Changing stroke rehab and research worldwide now.Time is Brain! trillions and trillions of neurons that DIE each day because there are NO effective hyperacute therapies besides tPA(only 12% effective). I have 523 posts on hyperacute therapy, enough for researchers to spend decades proving them out. These are my personal ideas and blog on stroke rehabilitation and stroke research. Do not attempt any of these without checking with your medical provider. Unless you join me in agitating, when you need these therapies they won't be there.

What this blog is for:

My blog is not to help survivors recover, it is to have the 10 million yearly stroke survivors light fires underneath their doctors, stroke hospitals and stroke researchers to get stroke solved. 100% recovery. The stroke medical world is completely failing at that goal, they don't even have it as a goal. Shortly after getting out of the hospital and getting NO information on the process or protocols of stroke rehabilitation and recovery I started searching on the internet and found that no other survivor received useful information. This is an attempt to cover all stroke rehabilitation information that should be readily available to survivors so they can talk with informed knowledge to their medical staff. It lays out what needs to be done to get stroke survivors closer to 100% recovery. It's quite disgusting that this information is not available from every stroke association and doctors group.

Wednesday, May 16, 2012

Poststroke depression

This is more on delayed loss of nerve cells, I would prefer they call it the neuronal cascade of death.
http://www.alphagalileo.org/ViewItem.aspx?ItemId=120237&CultureCode=en
Several weeks after mild brain ischemia, mice display a depressive-like syndrome characterized by increased anxiety, inactivity and “cheerlessness”. These symptoms of depression following a stroke are associated with the delayed loss of nerve cells in the brain’s reward regions. This is the major finding of a study published in the current issue of Biological Psychiatry.

Scientists at Charité – Universitätsmedizin Berlin collaborating with researchers from Bochum, Magdeburg and Boston were able to show that delayed treatment of laboratory mice with cipramil, an antidepressant of the selective serotonin reuptake inhibitor (SSRI) family, not only prevented the development of depression, but also attenuated the subacute degeneration of nerve cells in the brain’s reward system after stroke. At the same time, the area in the brain directly affected by the stroke turned out to be smaller in those mice which had received the antidepressant. “These results indicate that antidepressants from the SSRI group protect nerve cells. This effect can also be harnessed even when medication is started days after the stroke,” explains psychiatrist Prof. Golo Kronenberg, who works on the subject of “Depression after Stroke” at the Center for Stroke Research Berlin (CSB) at Charité.

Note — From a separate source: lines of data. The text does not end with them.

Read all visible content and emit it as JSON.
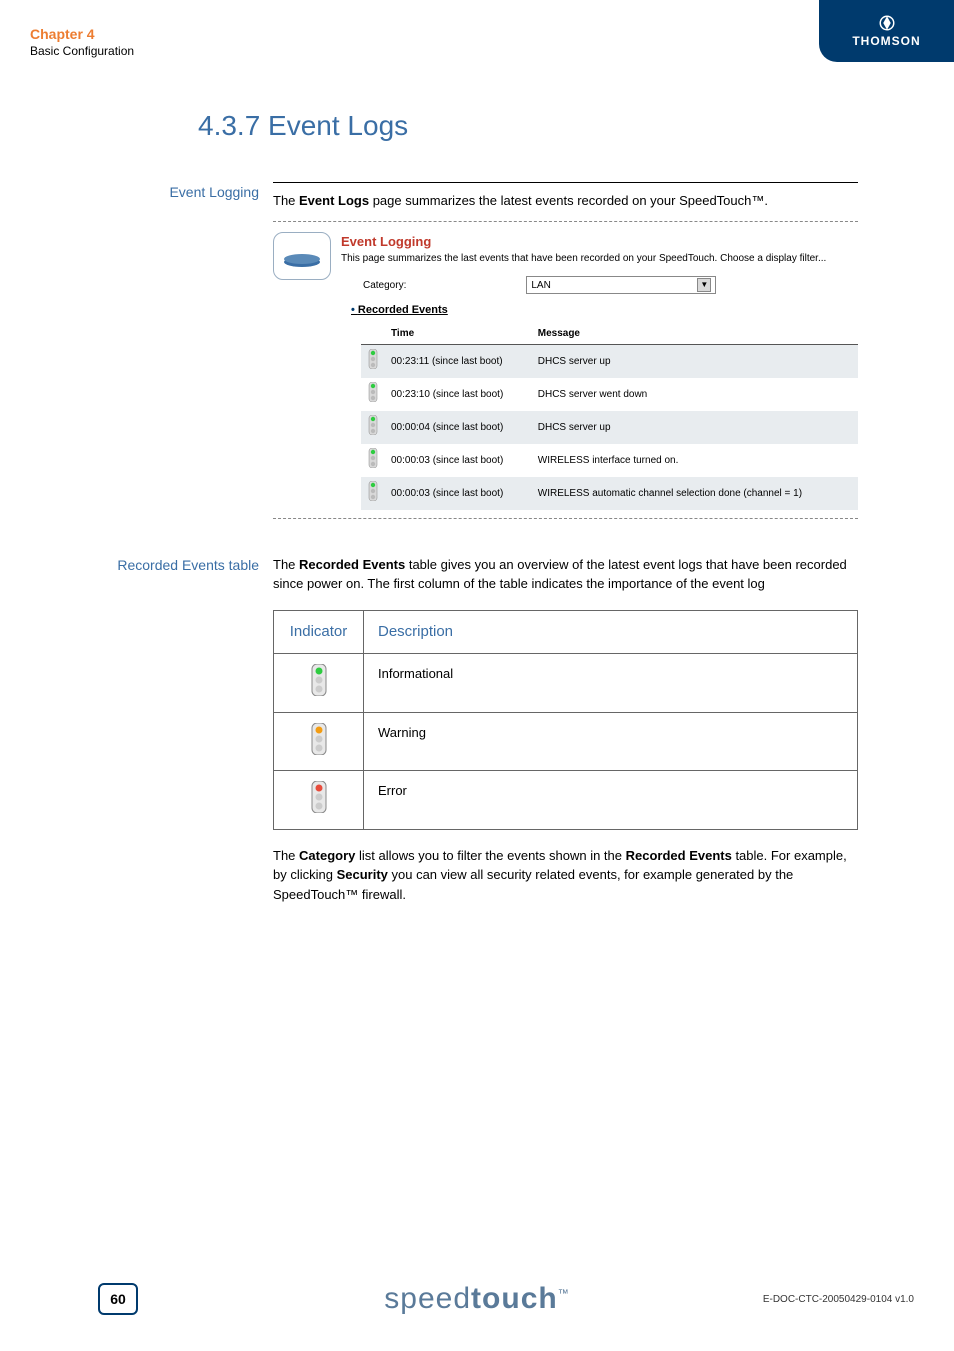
{
  "header": {
    "chapter": "Chapter 4",
    "subtitle": "Basic Configuration",
    "brand": "THOMSON"
  },
  "section": {
    "number_title": "4.3.7  Event Logs"
  },
  "event_logging": {
    "side_label": "Event Logging",
    "intro_prefix": "The ",
    "intro_bold": "Event Logs",
    "intro_suffix": " page summarizes the latest events recorded on your SpeedTouch™.",
    "ui_title": "Event Logging",
    "ui_desc": "This page summarizes the last events that have been recorded on your SpeedTouch. Choose a display filter...",
    "category_label": "Category:",
    "category_value": "LAN",
    "recorded_heading": "Recorded Events",
    "table_headers": {
      "time": "Time",
      "message": "Message"
    },
    "rows": [
      {
        "level": "info",
        "time": "00:23:11 (since last boot)",
        "msg": "DHCS server up"
      },
      {
        "level": "info",
        "time": "00:23:10 (since last boot)",
        "msg": "DHCS server went down"
      },
      {
        "level": "info",
        "time": "00:00:04 (since last boot)",
        "msg": "DHCS server up"
      },
      {
        "level": "info",
        "time": "00:00:03 (since last boot)",
        "msg": "WIRELESS interface turned on."
      },
      {
        "level": "info",
        "time": "00:00:03 (since last boot)",
        "msg": "WIRELESS automatic channel selection done (channel = 1)"
      }
    ]
  },
  "recorded_events": {
    "side_label": "Recorded Events table",
    "para_prefix": "The ",
    "para_bold": "Recorded Events",
    "para_suffix": " table gives you an overview of the latest event logs that have been recorded since power on. The first column of the table indicates the importance of the event log",
    "ind_headers": {
      "indicator": "Indicator",
      "description": "Description"
    },
    "ind_rows": [
      {
        "level": "info",
        "desc": "Informational"
      },
      {
        "level": "warn",
        "desc": "Warning"
      },
      {
        "level": "error",
        "desc": "Error"
      }
    ],
    "cat_p1a": "The ",
    "cat_p1b": "Category",
    "cat_p1c": " list allows you to filter the events shown in the ",
    "cat_p1d": "Recorded Events",
    "cat_p1e": " table. For example, by clicking ",
    "cat_p1f": "Security",
    "cat_p1g": " you can view all security related events, for example generated by the SpeedTouch™ firewall."
  },
  "footer": {
    "page": "60",
    "logo_a": "speed",
    "logo_b": "touch",
    "doc_id": "E-DOC-CTC-20050429-0104 v1.0"
  },
  "colors": {
    "accent_orange": "#ed7d31",
    "accent_blue": "#3a6ea5",
    "brand_navy": "#003a6d",
    "ui_title_red": "#c0392b",
    "row_alt": "#e8ecef",
    "info": "#2ecc40",
    "warn": "#f39c12",
    "error": "#e74c3c"
  }
}
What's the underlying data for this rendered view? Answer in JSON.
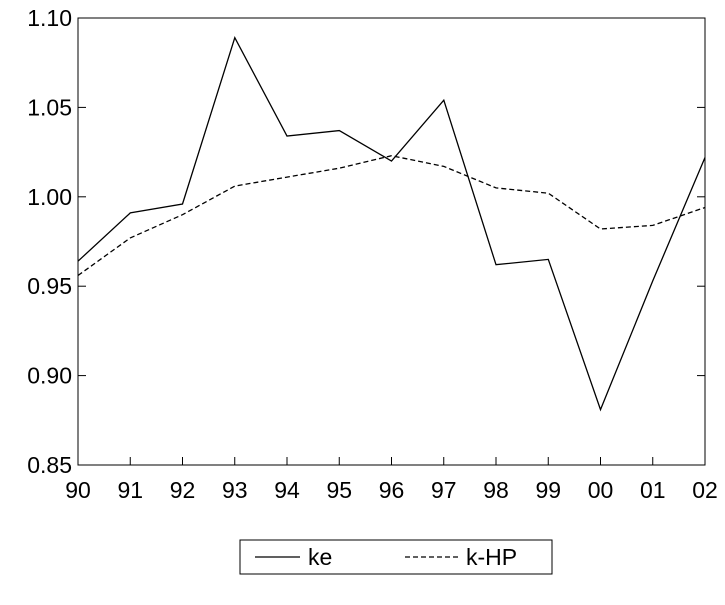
{
  "chart_data": {
    "type": "line",
    "categories": [
      "90",
      "91",
      "92",
      "93",
      "94",
      "95",
      "96",
      "97",
      "98",
      "99",
      "00",
      "01",
      "02"
    ],
    "ylim": [
      0.85,
      1.1
    ],
    "yticks": [
      "0.85",
      "0.90",
      "0.95",
      "1.00",
      "1.05",
      "1.10"
    ],
    "ytick_values": [
      0.85,
      0.9,
      0.95,
      1.0,
      1.05,
      1.1
    ],
    "grid": false,
    "legend_position": "bottom-center",
    "series": [
      {
        "name": "ke",
        "line_style": "solid",
        "color": "#000000",
        "values": [
          0.964,
          0.991,
          0.996,
          1.089,
          1.034,
          1.037,
          1.02,
          1.054,
          0.962,
          0.965,
          0.881,
          0.953,
          1.022
        ]
      },
      {
        "name": "k-HP",
        "line_style": "dashed",
        "color": "#000000",
        "values": [
          0.956,
          0.977,
          0.99,
          1.006,
          1.011,
          1.016,
          1.023,
          1.017,
          1.005,
          1.002,
          0.982,
          0.984,
          0.994
        ]
      }
    ]
  }
}
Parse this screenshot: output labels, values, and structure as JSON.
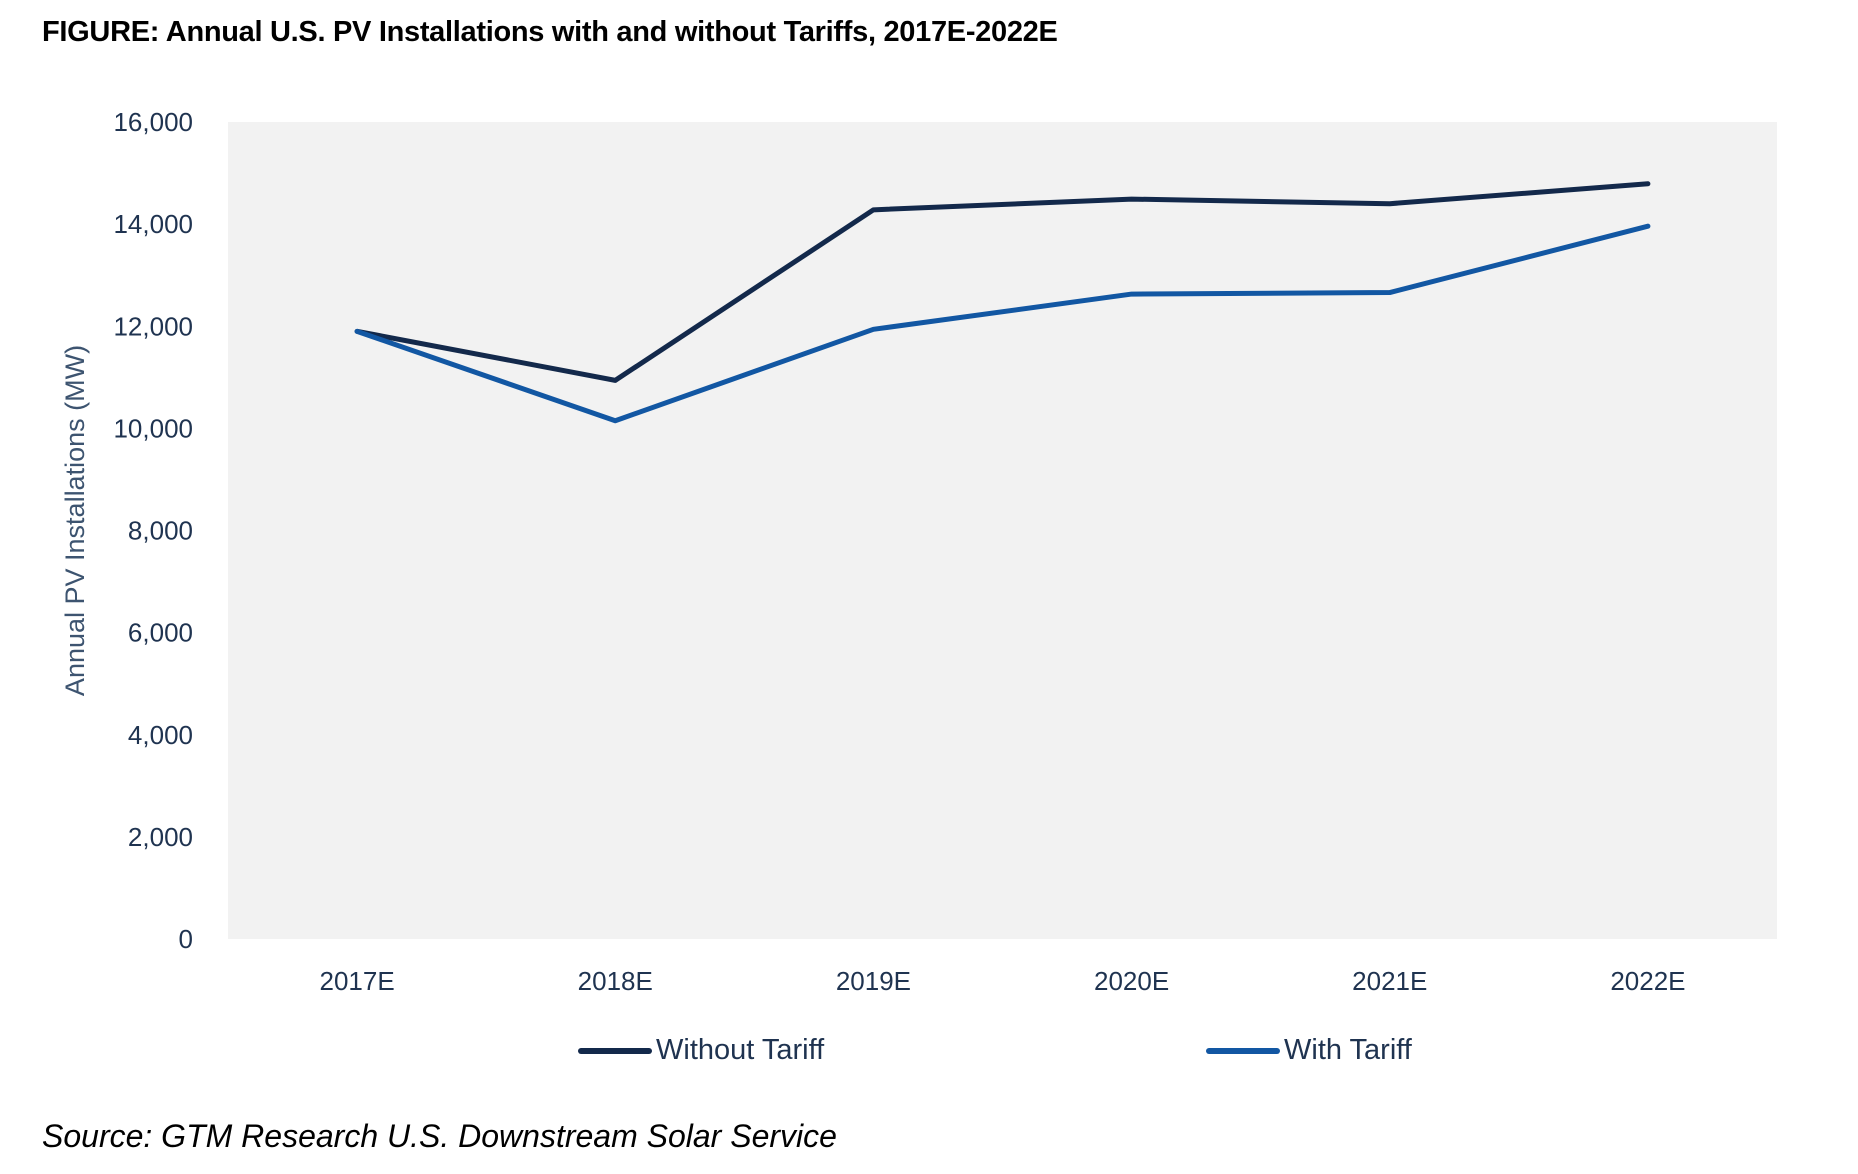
{
  "title": "FIGURE: Annual U.S. PV Installations with and without Tariffs, 2017E-2022E",
  "source": "Source: GTM Research U.S. Downstream Solar Service",
  "chart_data": {
    "type": "line",
    "title": "FIGURE: Annual U.S. PV Installations with and without Tariffs, 2017E-2022E",
    "xlabel": "",
    "ylabel": "Annual PV Installations (MW)",
    "categories": [
      "2017E",
      "2018E",
      "2019E",
      "2020E",
      "2021E",
      "2022E"
    ],
    "ylim": [
      0,
      16000
    ],
    "yticks": [
      0,
      2000,
      4000,
      6000,
      8000,
      10000,
      12000,
      14000,
      16000
    ],
    "ytick_labels": [
      "0",
      "2,000",
      "4,000",
      "6,000",
      "8,000",
      "10,000",
      "12,000",
      "14,000",
      "16,000"
    ],
    "grid": false,
    "plot_background": "#f2f2f2",
    "legend_position": "bottom",
    "series": [
      {
        "name": "Without Tariff",
        "color": "#13294b",
        "values": [
          11900,
          10940,
          14280,
          14490,
          14400,
          14790
        ]
      },
      {
        "name": "With Tariff",
        "color": "#1257a3",
        "values": [
          11900,
          10150,
          11940,
          12630,
          12660,
          13960
        ]
      }
    ]
  }
}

Poststroke depression is of great clinical relevance. Not only do symptoms of depression occur frequently after stroke, they also negatively impact stroke outcome with increased morbidity and mortality and worse functional outcome. The neurobiological mechanisms underlying the development of depression after a stroke have hardly been examined on the molecular or cellular levels. Conversely, the effects of commonly prescribed antidepressants on stroke outcome have only sparsely been investigated.

“These results may be of considerable clinical significance because until now it was assumed that the window for effective treatment options after a stroke is limited to a few hours. However, this study shows that a treatment even when started several days after the stroke may still prove effective,” says Prof. Matthias Endres, the Director of the Department of Neurology at Charité.

Based on these experimental findings, the phenomenon of delayed nerve cell loss will also be studied in human stroke patients using neuroimaging. Furthermore, within the framework of the Clinic for Affective Disorders that is currently being set up at the Experimental and Clinical Research Center (ECRC) in Berlin-Buch, special consultation hours for patients suffering from poststroke depression will be scheduled.
http://www.charite.de

This is so blindingly obvious and so easy to test. MRI or PET scans daily until the dead area no longer increases in size.  Then we will know the timeframes for therapeutic intervention.